ルールそのものが全て悪い訳ではないのですが、急成長にあわせて「ルールを作る」ことに集中するとその整理を忘れがちです。

大企業病を脱しようと決意したら、まず、統合や見直しをしてルールのスリム化を行いましょう

なお、その際は、それぞれの部門に減らすように伝えても「自部門のルールは必要だ」と意地を張ってしまうため、ルールを実際に使う人ではない第三者のワーキンググループを作るのがおすすめです。

3. 社内の風通しを良くする

企業で働く社員同士が分断される状態は好ましくありません。トップと社員のつながりはもちろん、社員同士の横の連携も取りやすくしておくべきです。

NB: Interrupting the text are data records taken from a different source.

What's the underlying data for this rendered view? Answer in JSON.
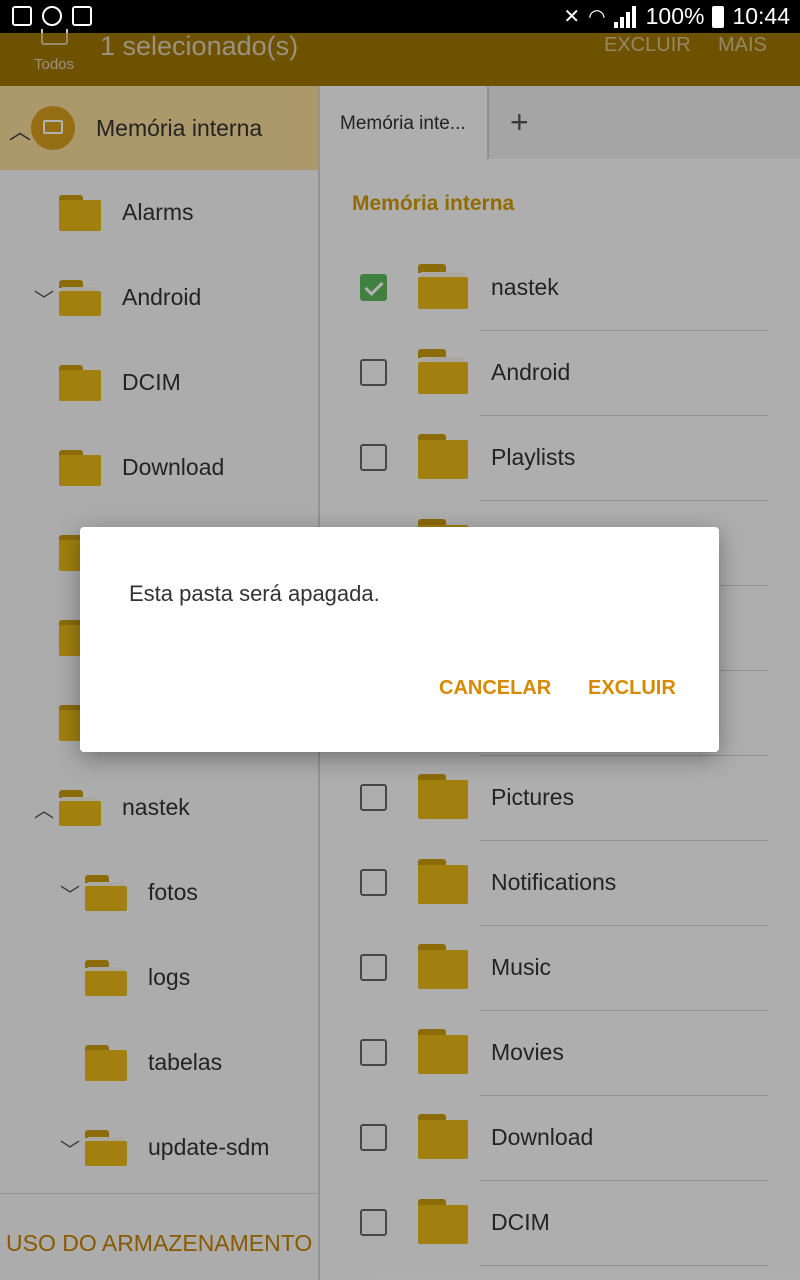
{
  "status_bar": {
    "battery": "100%",
    "time": "10:44",
    "left_icons": [
      "image-icon",
      "sync-icon",
      "sd-card-icon"
    ],
    "right_icons": [
      "mute-icon",
      "wifi-icon",
      "signal-icon",
      "battery-icon"
    ]
  },
  "action_bar": {
    "select_all_label": "Todos",
    "title": "1 selecionado(s)",
    "delete_label": "EXCLUIR",
    "more_label": "MAIS"
  },
  "left_panel": {
    "root_label": "Memória interna",
    "tree": [
      {
        "label": "Alarms"
      },
      {
        "label": "Android"
      },
      {
        "label": "DCIM"
      },
      {
        "label": "Download"
      },
      {
        "label": ""
      },
      {
        "label": ""
      },
      {
        "label": ""
      },
      {
        "label": "nastek"
      },
      {
        "label": "fotos"
      },
      {
        "label": "logs"
      },
      {
        "label": "tabelas"
      },
      {
        "label": "update-sdm"
      }
    ],
    "storage_usage_label": "USO DO ARMAZENAMENTO"
  },
  "right_panel": {
    "tab_label": "Memória inte...",
    "add_tab_label": "+",
    "section_title": "Memória interna",
    "items": [
      {
        "label": "nastek",
        "checked": true
      },
      {
        "label": "Android",
        "checked": false
      },
      {
        "label": "Playlists",
        "checked": false
      },
      {
        "label": "",
        "checked": false
      },
      {
        "label": "",
        "checked": false
      },
      {
        "label": "",
        "checked": false
      },
      {
        "label": "Pictures",
        "checked": false
      },
      {
        "label": "Notifications",
        "checked": false
      },
      {
        "label": "Music",
        "checked": false
      },
      {
        "label": "Movies",
        "checked": false
      },
      {
        "label": "Download",
        "checked": false
      },
      {
        "label": "DCIM",
        "checked": false
      }
    ]
  },
  "dialog": {
    "message": "Esta pasta será apagada.",
    "cancel_label": "CANCELAR",
    "confirm_label": "EXCLUIR"
  },
  "colors": {
    "action_bar": "#a07600",
    "accent": "#d68a00",
    "folder": "#e7b816",
    "checkbox_checked": "#5cb85c",
    "root_highlight": "#f5da9a"
  }
}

部署が細かく別れている場合でも、機会を作って意見交換の場を設けるなどしましょう。

社内ネットワークが広がれば、何かあったときにお互いに助けやすくなります。仲間意識も持ちやすく、企業の一員として同じ方向を向いて働きやすくなるのです。

近年では、社員同士の交流の場やイベントを設けたり社内SNSやチャットツールを活用したりなどする企業も少なくはありません。

企業内の透明性を高め、閉塞した雰囲気を作らないように努めましょう。

4. 社員のチャレンジを推奨する

企業としての安定を求めすぎると、新しい試みや変革が生まれなくなります。社員には積極的なチャレンジを許し、それによる失敗も許容する雰囲気を作りましょう。

チャレンジが許されない企業では、社員は歯車となって働くしかありません。企業の一員であるという当事者意識が芽生えにくく、本当に企業のために働く社員がいなくなってしまうのです。

具体的な施策としては、マイナス評価を止めること。「○○をしたから減点」という評価ではなく、「○○にチャンレンジしたからプラス」と評価するシステムを作りましょう。

チャレンジする姿勢を評価されれば、社員のモチベーションは上がります。企業の一員として働こうと発奮してくれれば、企業全体が活性化していきます。

5. 人事制度を見直す

前述のチャレンジする姿勢の評価も含め、人事制度の全体の見直しも大企業病の対策には有効です。

従業員のモチベーションは「チャレンジして褒められた」ことだけでも上向きにはなりますが、効果を持続させるには、昇格や昇給、報奨など明確な結果に繋がる制度に落とし込むことが大切です。

また、チャレンジそのものでなくても、日々の仕事についての評価基準が明確でない場合も必ず見直しを行いましょう。

評価制度が明確になれば「何をやっても評価されないからやる気がでない」という、大企業病の弊害を阻止できます。

なお、その際、可能であれば、新商品の企画や売上アップのような見えやすい結果・評価だけでなく、「日々の現場での頑張り」を称える軸を追加するようにしましょう。

まとめ

企業が健全な経営状態を維持していく上で、大企業病は大敵です。

企業規模に関わらず非効率的な体制やルールがはびこっていたり、チャレンジを嫌う気風が漂っていたりなどする場合は、早急に組織全体を見直してみる必要があるでしょう。

加えて、企業第一でなく顧客第一という基本を忘れないことも大切。企業トップが正しい姿勢で社員を率いて行ければ、大企業病が発症する確率は確実に低くなるのです。